Tuesday, April 29, 2008

"Mr. Troublemaker"

As I was leafing through my Humanitas Prize-winning, Emmy-losing Mary Tyler Moore script that I retrieved from the garage, where is sat in a box next to my tax records from 1991, I am reminded of how I sometimes liked to make fun of the shows I was working on.

I don’t know why I did that. I wasn’t trying to get fired; I liked my job. It’s just how my mind works. I need something to push against. It’s also a rather juvenile form of rebellion. I can’t fire my bosses, but they can fire me, and I hate the power mismatch, so I “act out” by making fun of their show.

On their show.

Hee-hee.

Here’s what I’m talking about.

The episode I wrote, entitled “Ted’s Change of Heart”, concerns how the perennially selfish Ted Baxter is transformed into a life-affirming zealot after his world is shaken by a heart attack. When he returns to work as an on-air news anchor, instead of turf-protectingly berating his fill-in – as he unquestioningly would have before – Ted praises his replacement profusely, going so far as to suggest that they start doing the news together, as co-anchors. Acknowledging this transformation, Ted’s wife, Georgette, understatingly reports:

“Ted’s changed.”

Now here’s where I made fun of the show. The series was in the habit of having one of the show’s characters, at some point in the episode, relate an extended story, invariably employing a humorous analogy, to encapsulate the problem being played out in the episode. So that’s what I did. I told an analogizing story. But – insidious firebrand that I am – I gave it an unexpected, show-tweaking twist.

It went like this.

After Georgette’s reporting that Ted had changed, Lou Grant, incredulously asks,

“Ted, what happened to you?”

Ted replies,

“I’ve been reborn, Lou. And all because of a little spider.”

(And here comes the story.)

TED: A few days ago, I was sitting on the terrace outside our bedroom when I noticed this spider spinning its web near the screen door – patiently, skillfully, lovingly. And then Georgette opened the door and tore the web. And the spider had to build it back up…Then a little later someone else opened the door and the spider had to build it back up again…and then somebody else….

LOU: Ted…could you move it along?

TED: Sure, Lou. You see, I learned something from that little spider, who never gave up, who kept re-building his web over and over and over…I learned that life is short and you have to live for today.

(Here comes the “making fun of the show” part.)

MARY: Ted, that’s not a “live-for-today” story; it’s a “perseverance” story.

TED: It was a “perseverance” story, Mair. But it became a “live-for-today” story when I smacked that spider with my newspaper.

You see what I did there?
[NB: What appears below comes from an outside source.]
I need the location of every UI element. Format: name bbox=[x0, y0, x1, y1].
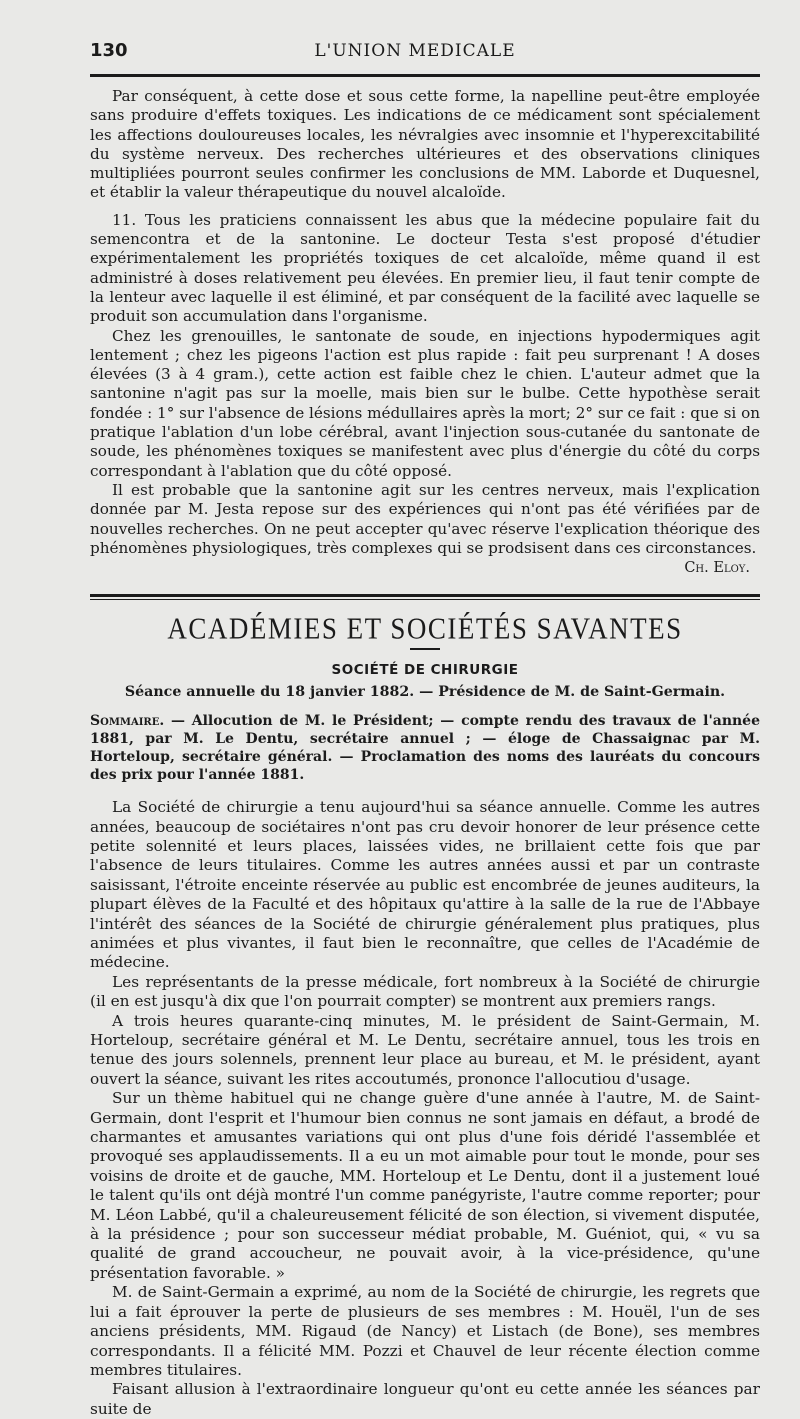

I took a story that looked like it was making a point about perseverance and I turned it into a “live-for-today” story by having Ted smack the persevering spider with his newspaper. By changing the point of the story, I was skewering the whole analogy-using story-telling process, and by doing so

I was making fun of the series I was working on.

Was I a rebellious, little crazyman, or what? Undermining the show’s patented formula on the show. I was wild. I was incendiary. I was out. Of.

Control!

I couldn’t wait for one of my bosses to notice my devilicious sneakiness and give me a tongue-lashing for mocking The Rules and smart-assedly biting the hand that feeds me. I figured it was only a matter of time before I got what I had coming.

Nobody noticed.

They just thought it was funny.

I was crushed. “Hey, I’m a dangerous hothead! Someone should reprimand me. Somebody should take me to task!”

Nope.

That’s why I’m not a satirist. Despite my intentions, my comedy arrives, totally lacking in danger. My style is utterly bereft of edge. I won’t give up. I’ll continue my efforts as a subversive provocateur. But I don’t seem to have it in me.

No matter how hard I try.

5 comments:

incendiary genius said...

I'm gonna have to try that sexy little move of yours. Thanks for the tip!

Max Clarke said...
This comment has been removed by the author.
Max Clarke said...

Funny stuff. I haven't seen that episode in decades, but I was able to see Ted and Georgette and Lou and Mary play their parts.

Anonymous said...

Literally LOL. The pacing & taking its time, the building till it ultimately pays off with an even bigger laugh. A classic era. I'm sure your Taxi anecdotes will evoke similar memories, another show that wasn't against taking its sweet time.